Il résulte de tout ce qui précède qu’une partie des griefs visés par les deux actes des 22 novembre 2011 et 6 juillet 2016 sont établis, que lesdits griefs ont persisté au-delà des délais laissés au preneur pour y mettre un terme, qu’ils constituent des infractions aux clauses du bail sanctionnées par la résiliation.
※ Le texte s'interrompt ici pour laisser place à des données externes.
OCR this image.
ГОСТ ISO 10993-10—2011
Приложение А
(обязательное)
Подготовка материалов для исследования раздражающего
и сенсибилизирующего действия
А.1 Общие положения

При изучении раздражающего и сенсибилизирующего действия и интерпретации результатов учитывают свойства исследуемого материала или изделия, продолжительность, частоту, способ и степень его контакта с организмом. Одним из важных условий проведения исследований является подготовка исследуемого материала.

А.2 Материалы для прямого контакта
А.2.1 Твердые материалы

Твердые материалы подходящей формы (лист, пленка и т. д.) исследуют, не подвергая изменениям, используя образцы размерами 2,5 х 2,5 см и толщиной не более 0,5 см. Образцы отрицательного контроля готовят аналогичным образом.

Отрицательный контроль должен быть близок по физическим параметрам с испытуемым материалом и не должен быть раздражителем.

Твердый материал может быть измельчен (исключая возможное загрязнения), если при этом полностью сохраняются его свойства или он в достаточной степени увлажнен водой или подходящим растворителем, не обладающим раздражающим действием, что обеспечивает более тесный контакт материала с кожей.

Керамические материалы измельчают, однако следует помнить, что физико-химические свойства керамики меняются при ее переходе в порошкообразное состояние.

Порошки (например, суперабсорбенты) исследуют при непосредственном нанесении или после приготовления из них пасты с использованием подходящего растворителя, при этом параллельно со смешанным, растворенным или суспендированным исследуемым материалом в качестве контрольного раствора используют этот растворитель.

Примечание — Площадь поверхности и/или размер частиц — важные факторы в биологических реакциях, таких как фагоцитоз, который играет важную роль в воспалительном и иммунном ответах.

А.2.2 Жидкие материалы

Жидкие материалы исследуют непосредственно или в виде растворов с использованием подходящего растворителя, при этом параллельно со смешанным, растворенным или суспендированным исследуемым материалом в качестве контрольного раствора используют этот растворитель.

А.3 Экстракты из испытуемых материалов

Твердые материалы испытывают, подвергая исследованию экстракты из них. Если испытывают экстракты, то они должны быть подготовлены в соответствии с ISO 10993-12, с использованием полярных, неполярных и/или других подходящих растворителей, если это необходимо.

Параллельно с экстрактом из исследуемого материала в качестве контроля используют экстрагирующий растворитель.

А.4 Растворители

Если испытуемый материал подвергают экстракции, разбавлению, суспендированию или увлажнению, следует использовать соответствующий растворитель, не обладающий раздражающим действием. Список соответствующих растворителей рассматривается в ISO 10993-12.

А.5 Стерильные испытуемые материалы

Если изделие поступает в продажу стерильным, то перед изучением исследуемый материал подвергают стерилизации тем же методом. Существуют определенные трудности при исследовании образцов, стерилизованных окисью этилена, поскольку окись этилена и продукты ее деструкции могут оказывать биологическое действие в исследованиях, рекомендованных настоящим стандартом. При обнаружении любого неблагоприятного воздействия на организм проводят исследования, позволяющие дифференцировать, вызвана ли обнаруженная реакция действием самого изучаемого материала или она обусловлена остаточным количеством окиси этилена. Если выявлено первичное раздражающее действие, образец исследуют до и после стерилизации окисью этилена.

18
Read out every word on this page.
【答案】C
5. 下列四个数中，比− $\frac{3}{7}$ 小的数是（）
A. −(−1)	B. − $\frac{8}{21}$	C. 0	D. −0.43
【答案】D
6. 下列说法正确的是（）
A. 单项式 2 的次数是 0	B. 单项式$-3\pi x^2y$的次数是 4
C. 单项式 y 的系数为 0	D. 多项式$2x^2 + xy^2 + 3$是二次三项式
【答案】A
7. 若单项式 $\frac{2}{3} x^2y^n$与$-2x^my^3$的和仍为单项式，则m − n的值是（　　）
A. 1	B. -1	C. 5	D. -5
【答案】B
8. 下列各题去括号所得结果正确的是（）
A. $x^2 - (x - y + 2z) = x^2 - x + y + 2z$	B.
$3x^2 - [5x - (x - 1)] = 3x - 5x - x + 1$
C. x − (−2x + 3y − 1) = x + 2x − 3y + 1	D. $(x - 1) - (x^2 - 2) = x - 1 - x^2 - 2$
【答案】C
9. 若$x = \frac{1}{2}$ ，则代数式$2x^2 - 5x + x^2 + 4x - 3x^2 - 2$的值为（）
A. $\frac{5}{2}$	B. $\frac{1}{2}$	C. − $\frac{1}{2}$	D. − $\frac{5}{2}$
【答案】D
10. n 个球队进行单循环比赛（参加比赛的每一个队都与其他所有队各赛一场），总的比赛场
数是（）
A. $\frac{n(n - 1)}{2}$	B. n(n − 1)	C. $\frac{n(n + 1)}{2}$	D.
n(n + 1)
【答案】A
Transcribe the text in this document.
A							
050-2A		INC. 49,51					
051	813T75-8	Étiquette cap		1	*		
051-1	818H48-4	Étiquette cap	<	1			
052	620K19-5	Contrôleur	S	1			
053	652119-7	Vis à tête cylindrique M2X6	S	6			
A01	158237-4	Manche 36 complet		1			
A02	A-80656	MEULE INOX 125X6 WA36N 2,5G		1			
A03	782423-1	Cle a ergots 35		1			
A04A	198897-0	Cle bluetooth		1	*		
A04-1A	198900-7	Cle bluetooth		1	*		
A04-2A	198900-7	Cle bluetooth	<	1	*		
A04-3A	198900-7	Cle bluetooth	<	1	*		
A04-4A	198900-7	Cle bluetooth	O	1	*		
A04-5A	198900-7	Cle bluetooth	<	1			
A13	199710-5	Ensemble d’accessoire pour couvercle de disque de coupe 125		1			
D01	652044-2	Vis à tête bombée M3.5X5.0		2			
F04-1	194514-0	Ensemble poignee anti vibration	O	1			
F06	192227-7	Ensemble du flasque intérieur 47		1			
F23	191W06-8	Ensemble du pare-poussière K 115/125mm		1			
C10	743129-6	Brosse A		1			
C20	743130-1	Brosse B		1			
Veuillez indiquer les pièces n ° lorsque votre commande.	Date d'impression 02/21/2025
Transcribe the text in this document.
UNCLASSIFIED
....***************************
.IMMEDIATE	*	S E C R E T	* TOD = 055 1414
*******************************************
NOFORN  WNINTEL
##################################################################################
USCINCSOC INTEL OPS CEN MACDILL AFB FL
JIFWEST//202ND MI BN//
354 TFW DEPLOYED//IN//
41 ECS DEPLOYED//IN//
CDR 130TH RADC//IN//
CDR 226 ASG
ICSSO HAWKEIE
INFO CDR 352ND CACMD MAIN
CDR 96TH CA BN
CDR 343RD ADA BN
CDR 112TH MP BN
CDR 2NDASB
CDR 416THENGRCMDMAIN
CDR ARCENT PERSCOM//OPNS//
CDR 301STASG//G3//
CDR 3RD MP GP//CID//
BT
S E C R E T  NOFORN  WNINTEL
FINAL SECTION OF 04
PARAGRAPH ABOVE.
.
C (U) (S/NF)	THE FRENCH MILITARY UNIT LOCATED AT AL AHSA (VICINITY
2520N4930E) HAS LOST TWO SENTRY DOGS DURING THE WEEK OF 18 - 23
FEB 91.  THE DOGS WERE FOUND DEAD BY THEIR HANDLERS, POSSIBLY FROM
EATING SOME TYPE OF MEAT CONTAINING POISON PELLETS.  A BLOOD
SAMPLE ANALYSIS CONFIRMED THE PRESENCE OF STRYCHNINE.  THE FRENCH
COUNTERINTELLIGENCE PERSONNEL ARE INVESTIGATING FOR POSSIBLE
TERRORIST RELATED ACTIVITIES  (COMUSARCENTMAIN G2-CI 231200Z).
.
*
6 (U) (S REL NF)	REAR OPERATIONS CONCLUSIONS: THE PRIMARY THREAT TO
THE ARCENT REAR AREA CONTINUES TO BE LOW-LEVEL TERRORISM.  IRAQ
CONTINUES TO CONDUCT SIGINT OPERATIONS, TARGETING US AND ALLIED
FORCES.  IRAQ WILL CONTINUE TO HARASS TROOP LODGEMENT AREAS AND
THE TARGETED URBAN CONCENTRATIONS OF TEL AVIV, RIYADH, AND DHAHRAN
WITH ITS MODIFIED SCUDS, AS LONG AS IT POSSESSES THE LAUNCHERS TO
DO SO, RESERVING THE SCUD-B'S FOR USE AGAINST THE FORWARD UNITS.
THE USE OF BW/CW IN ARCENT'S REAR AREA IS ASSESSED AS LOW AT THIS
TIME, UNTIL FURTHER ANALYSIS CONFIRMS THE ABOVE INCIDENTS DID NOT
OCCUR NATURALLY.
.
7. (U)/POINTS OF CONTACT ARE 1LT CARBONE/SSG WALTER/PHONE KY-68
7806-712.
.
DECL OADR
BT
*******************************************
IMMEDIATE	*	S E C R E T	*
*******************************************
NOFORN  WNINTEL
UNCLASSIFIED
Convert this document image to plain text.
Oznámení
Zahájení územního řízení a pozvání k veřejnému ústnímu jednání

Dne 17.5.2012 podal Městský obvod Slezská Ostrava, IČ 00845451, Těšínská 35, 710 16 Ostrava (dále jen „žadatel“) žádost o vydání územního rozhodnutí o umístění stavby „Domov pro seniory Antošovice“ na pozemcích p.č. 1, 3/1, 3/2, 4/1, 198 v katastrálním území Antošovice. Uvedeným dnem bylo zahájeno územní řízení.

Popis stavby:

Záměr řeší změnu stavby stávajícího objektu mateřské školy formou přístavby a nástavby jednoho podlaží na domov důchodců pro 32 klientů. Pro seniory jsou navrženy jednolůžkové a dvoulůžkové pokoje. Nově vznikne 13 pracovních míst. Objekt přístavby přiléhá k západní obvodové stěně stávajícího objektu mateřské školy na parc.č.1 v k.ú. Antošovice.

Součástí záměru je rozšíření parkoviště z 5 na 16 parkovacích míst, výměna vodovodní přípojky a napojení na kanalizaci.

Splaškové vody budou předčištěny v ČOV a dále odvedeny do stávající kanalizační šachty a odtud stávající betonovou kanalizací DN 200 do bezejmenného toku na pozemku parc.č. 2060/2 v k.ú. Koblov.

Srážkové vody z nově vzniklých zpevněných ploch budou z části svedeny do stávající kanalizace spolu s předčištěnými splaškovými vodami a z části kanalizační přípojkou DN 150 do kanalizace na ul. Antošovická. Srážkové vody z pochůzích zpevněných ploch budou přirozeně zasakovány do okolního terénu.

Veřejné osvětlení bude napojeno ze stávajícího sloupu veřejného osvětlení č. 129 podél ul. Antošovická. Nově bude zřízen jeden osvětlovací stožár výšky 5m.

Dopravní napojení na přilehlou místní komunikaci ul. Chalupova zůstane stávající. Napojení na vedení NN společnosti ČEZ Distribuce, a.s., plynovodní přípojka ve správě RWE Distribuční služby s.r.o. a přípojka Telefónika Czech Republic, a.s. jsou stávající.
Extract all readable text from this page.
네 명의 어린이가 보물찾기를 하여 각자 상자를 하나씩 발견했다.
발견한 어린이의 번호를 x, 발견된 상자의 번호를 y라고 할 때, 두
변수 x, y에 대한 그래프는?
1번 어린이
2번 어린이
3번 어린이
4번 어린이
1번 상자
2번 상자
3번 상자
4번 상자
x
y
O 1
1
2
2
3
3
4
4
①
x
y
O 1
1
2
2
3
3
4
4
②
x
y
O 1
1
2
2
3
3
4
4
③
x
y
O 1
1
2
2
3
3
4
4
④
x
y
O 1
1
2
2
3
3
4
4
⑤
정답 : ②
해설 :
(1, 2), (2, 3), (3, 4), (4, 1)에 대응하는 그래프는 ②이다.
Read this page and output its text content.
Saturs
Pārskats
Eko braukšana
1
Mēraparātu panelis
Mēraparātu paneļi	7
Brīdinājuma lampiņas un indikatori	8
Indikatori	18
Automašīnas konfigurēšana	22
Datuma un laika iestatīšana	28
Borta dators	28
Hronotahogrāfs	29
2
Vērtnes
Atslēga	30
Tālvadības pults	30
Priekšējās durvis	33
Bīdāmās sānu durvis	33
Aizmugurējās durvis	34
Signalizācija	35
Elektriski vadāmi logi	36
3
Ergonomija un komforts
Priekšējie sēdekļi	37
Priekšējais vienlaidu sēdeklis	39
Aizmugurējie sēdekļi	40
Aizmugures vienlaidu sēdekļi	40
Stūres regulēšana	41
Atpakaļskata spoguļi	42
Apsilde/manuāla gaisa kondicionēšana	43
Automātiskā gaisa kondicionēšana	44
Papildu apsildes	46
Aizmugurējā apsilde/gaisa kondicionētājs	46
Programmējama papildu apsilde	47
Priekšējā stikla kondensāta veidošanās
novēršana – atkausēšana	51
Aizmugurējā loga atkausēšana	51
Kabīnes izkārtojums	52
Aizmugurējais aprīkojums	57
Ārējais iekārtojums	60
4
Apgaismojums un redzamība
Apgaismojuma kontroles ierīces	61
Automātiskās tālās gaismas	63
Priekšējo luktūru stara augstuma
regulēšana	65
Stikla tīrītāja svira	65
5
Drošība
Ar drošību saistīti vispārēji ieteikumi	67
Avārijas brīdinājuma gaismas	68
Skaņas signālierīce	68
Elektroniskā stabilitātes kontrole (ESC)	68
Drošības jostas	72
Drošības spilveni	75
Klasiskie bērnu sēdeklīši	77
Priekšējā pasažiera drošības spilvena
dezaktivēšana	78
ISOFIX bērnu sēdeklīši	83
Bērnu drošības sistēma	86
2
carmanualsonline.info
En outre, la mauvaise foi de la bailleresse n’est pas suffisamment établie dans la mise en oeuvre de la clause résolutoire.
La cour déboute M. [M] [I] de ses demandes en annulation de la sommation du 22 novembre 2011 et du commandement du 6 juillet 2016.
Le jugement sera confirmé en ce qu’il constate l’acquisition de la clause résolutoire à compter du 23 décembre 2011.
En l’absence de contestation du preneur, spécifique et développée, les chefs du jugement suivants, accessoires au constat de la résiliation du bail, sont également confirmés :
— expulsion de M. [M] [I] et de tout occupant de son chef, si besoin est avec le concours de la force publique, sauf à préciser que la demande d’astreinte est rejetée (le recours à la force publique étant une mesure suffisante pour assurer l’exécution de l’arrêt),
— condamnation de M.[M] [I] au paiement d’une indemnité d’occupation mensuelle, égale au montant du loyer depuis la résolution du bail et jusqu’à la libération des lieux, déduction faite des paiements d’ores et déjà effectués.
Il n’y pas lieu de statuer sur les demandes subsidiaires de la bailleresse.
Par ailleurs, le preneur ne conclut pas à l’infirmation du jugement en ce qu’il a rejeté ses demandes subsidiaires de délais aux fins de remise en état, de suspension de la clause résolutoire,en paiement d’une somme mensuelle de 800 euros par mois depuis août 2010, en indemnisation à hauteur de 30 000 euros, de mise aux normes de la partie à usage d’habitation.
Eu égard à la demande en ce sens faite par l’intimée, la cour, confirmant le jugement, rejette les demandes précédemment énumérées.
2-sur les frais du procès
Le jugement sera confirmé concernant les dépens et l’article 700, au regard de l’équité s’agissant des frais du procès en première instance.
En revanche, M. [M] [I] ayant fait le choix de former un appel, lequel est infondé, ce dernier sera condamné à payer à la SCI les Chênes une somme de 2000 euros au titre de l’article 700 du code de procédure civile ainsi qu’aux entiers dépens comprenant les coûts des constats d’huissier des 15 février 2021, 15 avril 2021 et 1er février 2022.
PAR CES MOTIFS
La cour, statuant publiquement, par mise à disposition au greffe, contradictoirement :
— dit n’y avoir lieu à déclaration d’irrecevabilité ou à rejet des conclusions des parties,
— confirme le jugement déféré en toutes ses dispositions en ce compris l’article 700 et les dépens sauf à préciser que la demande d’astreinte pour l’expulsion est rejetée,
y ajoutant,
— rejette les demandes de M. [M] [I] d’annulation de la sommation du 22 novembre 2011 et du commandement du 6 juillet 2016,
— condamne M. [M] [I] à payer à la SCI les Chênes la somme de 2000 euros au titre de l’article 700 du code de procédure civile,
— condamne M. [M] [I] aux entiers dépens d’appel.